With Google and competitors developing glasses with a small LCD screen and close-in focus for under $500, Aerocross began looking for an optics vendor who could instead collimate the light but keep the costs down.

“Focus at infinity turned out not to be a big deal; it's just not something the other people had thought they needed,” notes Pho, describing the process in the optics as being similar to adjusting the focus of binoculars. “More of a challenge was finding somebody who would work with us on that.” He says Google was not interested.

A vendor whom Aerocross would not identify did agree to collaborate, and a first prototype was delivered in February. About the same time, the EAA announced it would offer free booth space in its Innovations Pavilion for companies “with something new to demonstrate” at AirVenture. “We applied and won a spot,” says Pho. “It motivated us to get going on the prototype.”

The prototype featured a micro-LCD with LED backlighting (similar to a flat-screen TV) housed on the right side of the glasses as the image source. Light from the image travels through an optical module that focuses the light at infinity and injects it into an optical wave guide built into the glass or polycarbonate right lens of the glasses.

Pho says about 2,000 people tried the glasses at AirVenture, with “younger folks” having no problem seeing the display and older people “taking longer.” He says “four or five” could not see the image at all. As with any product that interfaces with vision, he estimates there will be a portion of the pilot population that will not be able to adjust to the near-to-eye display or will become nauseated from eye fatigue.

Work is underway on a new prototype, optimized for mass production and including an image processor that accepts data through a wireless link to portable sensors or devices. What the pilot sees through the screen could be generated by a commercially available iPad application that takes input from a portable attitude and heading reference system (AHRS) with GPS and Automatic Dependent Surveillance-Broadcast (ADS-B) for attitude, position, traffic and weather. The pilot could select how much information to display.

Pho says he plans to launch initially with the traditional six-pack of information—altitude, heading, airspeed, vertical speed, horizontal direction and a magnetic compass. Brilliant Eyes “works in full sun,” he explains, but could benefit from additional brightness through changes to the backlighting for the LCD. He is projecting an 8-hr. battery life for the device.

Making the data presentation conformal to the pilot's head position during flight remains an ongoing research area.
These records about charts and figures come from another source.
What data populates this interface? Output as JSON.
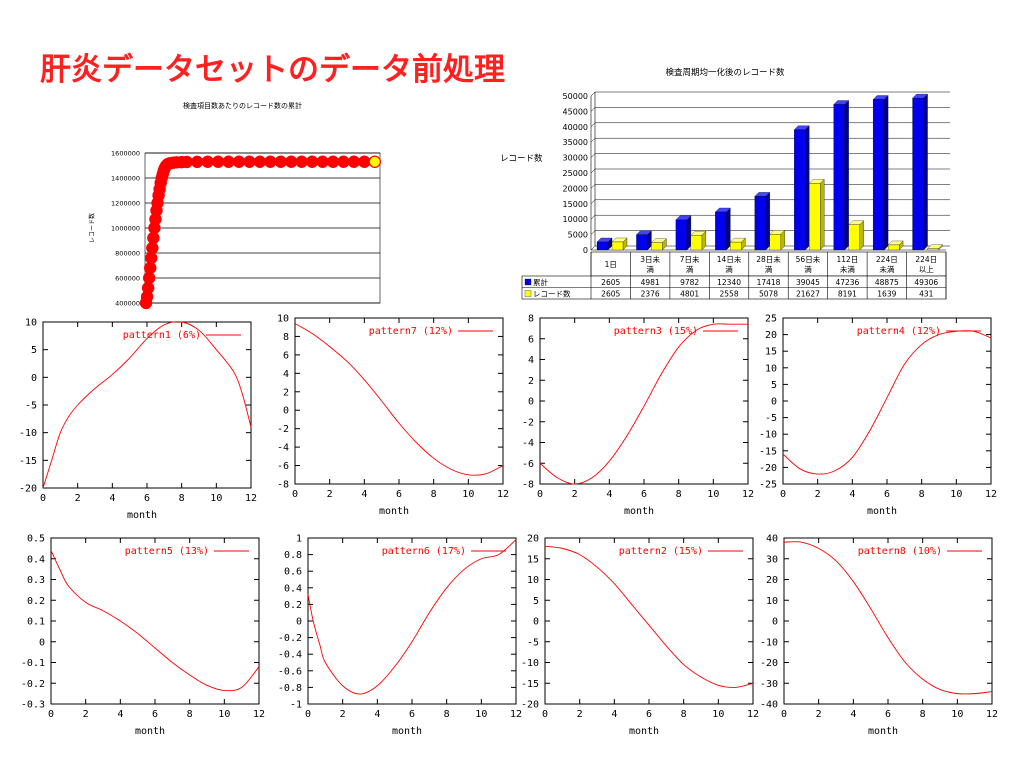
{
  "slide": {
    "title": "肝炎データセットのデータ前処理"
  },
  "chart_data": [
    {
      "type": "scatter",
      "title": "検査項目数あたりのレコード数の累計",
      "ylabel": "レコード数",
      "ylim": [
        400000,
        1600000
      ],
      "yticks": [
        1600000,
        1400000,
        1200000,
        1000000,
        800000,
        600000,
        400000
      ],
      "grid": true,
      "colors": {
        "marker_fill": "#ffff00",
        "marker_edge": "#ff0000",
        "grid": "#000000"
      },
      "points": [
        [
          1,
          400000
        ],
        [
          2,
          450000
        ],
        [
          3,
          520000
        ],
        [
          4,
          600000
        ],
        [
          5,
          680000
        ],
        [
          6,
          760000
        ],
        [
          7,
          840000
        ],
        [
          8,
          920000
        ],
        [
          9,
          1000000
        ],
        [
          10,
          1070000
        ],
        [
          11,
          1140000
        ],
        [
          12,
          1200000
        ],
        [
          13,
          1260000
        ],
        [
          14,
          1310000
        ],
        [
          15,
          1360000
        ],
        [
          16,
          1400000
        ],
        [
          17,
          1430000
        ],
        [
          18,
          1460000
        ],
        [
          19,
          1480000
        ],
        [
          20,
          1495000
        ],
        [
          21,
          1505000
        ],
        [
          22,
          1512000
        ],
        [
          24,
          1518000
        ],
        [
          27,
          1522000
        ],
        [
          30,
          1525000
        ],
        [
          35,
          1527000
        ],
        [
          40,
          1528000
        ],
        [
          50,
          1529000
        ],
        [
          60,
          1530000
        ],
        [
          70,
          1530000
        ],
        [
          80,
          1530000
        ],
        [
          90,
          1530000
        ],
        [
          100,
          1530000
        ],
        [
          110,
          1530000
        ],
        [
          120,
          1530000
        ],
        [
          130,
          1530000
        ],
        [
          140,
          1530000
        ],
        [
          150,
          1530000
        ],
        [
          160,
          1530000
        ],
        [
          170,
          1530000
        ],
        [
          180,
          1530000
        ],
        [
          190,
          1530000
        ],
        [
          200,
          1530000
        ],
        [
          210,
          1530000
        ],
        [
          220,
          1530000
        ]
      ]
    },
    {
      "type": "bar",
      "title": "検査周期均一化後のレコード数",
      "ylabel": "レコード数",
      "ylim": [
        0,
        50000
      ],
      "yticks": [
        0,
        5000,
        10000,
        15000,
        20000,
        25000,
        30000,
        35000,
        40000,
        45000,
        50000
      ],
      "categories": [
        [
          "1日"
        ],
        [
          "3日未",
          "満"
        ],
        [
          "7日未",
          "満"
        ],
        [
          "14日未",
          "満"
        ],
        [
          "28日未",
          "満"
        ],
        [
          "56日未",
          "満"
        ],
        [
          "112日",
          "未満"
        ],
        [
          "224日",
          "未満"
        ],
        [
          "224日",
          "以上"
        ]
      ],
      "series": [
        {
          "name": "累計",
          "color": "#0000ee",
          "values": [
            2605,
            4981,
            9782,
            12340,
            17418,
            39045,
            47236,
            48875,
            49306
          ]
        },
        {
          "name": "レコード数",
          "color": "#ffff00",
          "values": [
            2605,
            2376,
            4801,
            2558,
            5078,
            21627,
            8191,
            1639,
            431
          ]
        }
      ],
      "grid": true,
      "legend": "table-left"
    },
    {
      "type": "line",
      "name": "pattern1 (6%)",
      "xlabel": "month",
      "xlim": [
        0,
        12
      ],
      "ylim": [
        -20,
        10
      ],
      "xticks": [
        "0",
        "2",
        "4",
        "6",
        "8",
        "10",
        "12"
      ],
      "yticks": [
        "10",
        "5",
        "0",
        "-5",
        "-10",
        "-15",
        "-20"
      ],
      "color": "#ff0000",
      "x": [
        0,
        0.5,
        1,
        1.5,
        2,
        3,
        4,
        5,
        6,
        7,
        8,
        9,
        10,
        11,
        11.5,
        12
      ],
      "y": [
        -20,
        -15,
        -10,
        -7,
        -5,
        -2,
        0.5,
        3.5,
        7,
        9.5,
        10,
        8.5,
        5,
        1,
        -3,
        -9
      ]
    },
    {
      "type": "line",
      "name": "pattern7 (12%)",
      "xlabel": "month",
      "xlim": [
        0,
        12
      ],
      "ylim": [
        -8,
        10
      ],
      "xticks": [
        "0",
        "2",
        "4",
        "6",
        "8",
        "10",
        "12"
      ],
      "yticks": [
        "10",
        "8",
        "6",
        "4",
        "2",
        "0",
        "-2",
        "-4",
        "-6",
        "-8"
      ],
      "color": "#ff0000",
      "x": [
        0,
        1,
        2,
        3,
        4,
        5,
        6,
        7,
        8,
        9,
        10,
        11,
        12
      ],
      "y": [
        9.4,
        8.3,
        6.9,
        5.3,
        3.3,
        1.0,
        -1.4,
        -3.5,
        -5.2,
        -6.4,
        -7.0,
        -6.9,
        -6.0
      ]
    },
    {
      "type": "line",
      "name": "pattern3 (15%)",
      "xlabel": "month",
      "xlim": [
        0,
        12
      ],
      "ylim": [
        -8,
        8
      ],
      "xticks": [
        "0",
        "2",
        "4",
        "6",
        "8",
        "10",
        "12"
      ],
      "yticks": [
        "8",
        "6",
        "4",
        "2",
        "0",
        "-2",
        "-4",
        "-6",
        "-8"
      ],
      "color": "#ff0000",
      "x": [
        0,
        1,
        2,
        3,
        4,
        5,
        6,
        7,
        8,
        9,
        10,
        11,
        12
      ],
      "y": [
        -6.0,
        -7.4,
        -8.0,
        -7.4,
        -5.8,
        -3.4,
        -0.5,
        2.6,
        5.2,
        6.8,
        7.4,
        7.4,
        7.4
      ]
    },
    {
      "type": "line",
      "name": "pattern4 (12%)",
      "xlabel": "month",
      "xlim": [
        0,
        12
      ],
      "ylim": [
        -25,
        25
      ],
      "xticks": [
        "0",
        "2",
        "4",
        "6",
        "8",
        "10",
        "12"
      ],
      "yticks": [
        "25",
        "20",
        "15",
        "10",
        "5",
        "0",
        "-5",
        "-10",
        "-15",
        "-20",
        "-25"
      ],
      "color": "#ff0000",
      "x": [
        0,
        1,
        2,
        3,
        4,
        5,
        6,
        7,
        8,
        9,
        10,
        11,
        12
      ],
      "y": [
        -16,
        -20.5,
        -22,
        -21,
        -17,
        -9,
        1,
        11,
        17,
        20,
        21,
        21,
        19
      ]
    },
    {
      "type": "line",
      "name": "pattern5 (13%)",
      "xlabel": "month",
      "xlim": [
        0,
        12
      ],
      "ylim": [
        -0.3,
        0.5
      ],
      "xticks": [
        "0",
        "2",
        "4",
        "6",
        "8",
        "10",
        "12"
      ],
      "yticks": [
        "0.5",
        "0.4",
        "0.3",
        "0.2",
        "0.1",
        "0",
        "-0.1",
        "-0.2",
        "-0.3"
      ],
      "color": "#ff0000",
      "x": [
        0,
        0.5,
        1,
        2,
        3,
        4,
        5,
        6,
        7,
        8,
        9,
        10,
        11,
        12
      ],
      "y": [
        0.44,
        0.35,
        0.27,
        0.19,
        0.15,
        0.1,
        0.04,
        -0.03,
        -0.1,
        -0.16,
        -0.21,
        -0.235,
        -0.22,
        -0.12
      ]
    },
    {
      "type": "line",
      "name": "pattern6 (17%)",
      "xlabel": "month",
      "xlim": [
        0,
        12
      ],
      "ylim": [
        -1,
        1
      ],
      "xticks": [
        "0",
        "2",
        "4",
        "6",
        "8",
        "10",
        "12"
      ],
      "yticks": [
        "1",
        "0.8",
        "0.6",
        "0.4",
        "0.2",
        "0",
        "-0.2",
        "-0.4",
        "-0.6",
        "-0.8",
        "-1"
      ],
      "color": "#ff0000",
      "x": [
        0,
        0.3,
        0.7,
        1,
        2,
        3,
        4,
        5,
        6,
        7,
        8,
        9,
        10,
        11,
        12
      ],
      "y": [
        0.32,
        0.0,
        -0.3,
        -0.5,
        -0.78,
        -0.88,
        -0.78,
        -0.55,
        -0.25,
        0.1,
        0.4,
        0.62,
        0.75,
        0.8,
        0.98
      ]
    },
    {
      "type": "line",
      "name": "pattern2 (15%)",
      "xlabel": "month",
      "xlim": [
        0,
        12
      ],
      "ylim": [
        -20,
        20
      ],
      "xticks": [
        "0",
        "2",
        "4",
        "6",
        "8",
        "10",
        "12"
      ],
      "yticks": [
        "20",
        "15",
        "10",
        "5",
        "0",
        "-5",
        "-10",
        "-15",
        "-20"
      ],
      "color": "#ff0000",
      "x": [
        0,
        1,
        2,
        3,
        4,
        5,
        6,
        7,
        8,
        9,
        10,
        11,
        12
      ],
      "y": [
        18,
        17.5,
        16,
        13,
        9,
        4,
        -1,
        -6,
        -10.5,
        -13.5,
        -15.5,
        -16,
        -15
      ]
    },
    {
      "type": "line",
      "name": "pattern8 (10%)",
      "xlabel": "month",
      "xlim": [
        0,
        12
      ],
      "ylim": [
        -40,
        40
      ],
      "xticks": [
        "0",
        "2",
        "4",
        "6",
        "8",
        "10",
        "12"
      ],
      "yticks": [
        "40",
        "30",
        "20",
        "10",
        "0",
        "-10",
        "-20",
        "-30",
        "-40"
      ],
      "color": "#ff0000",
      "x": [
        0,
        1,
        2,
        3,
        4,
        5,
        6,
        7,
        8,
        9,
        10,
        11,
        12
      ],
      "y": [
        38,
        38,
        35,
        29,
        19,
        6,
        -8,
        -20,
        -28,
        -33,
        -35,
        -35,
        -34
      ]
    }
  ]
}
Pho says he is testing an off-the-shelf AHRS, as well as an on-chip sensor for tracking the movements of the HMD. The pilot would have to calibrate the glasses at the start of the flight to align the device's AHRS with the aircraft attitude, after which certain functions—such as the horizon line—would remain in the correct location as the pilot's head moves.

“The calibration doesn't have to be that precise,” notes Pho. “It is only intended to be an aid and doesn't have to be spot-on.” As a situational awareness aid, Pho says the HMD will not require FAA certification.

Once calibrated though, Brilliant Eyes must stay in place for the calibration to remain valid, which may require the use of an elastic head band rather than glasses or a headset mount, at least in the near term. “We think there's room in the future to build the entire system on a pair of Oakleys,” says Pho.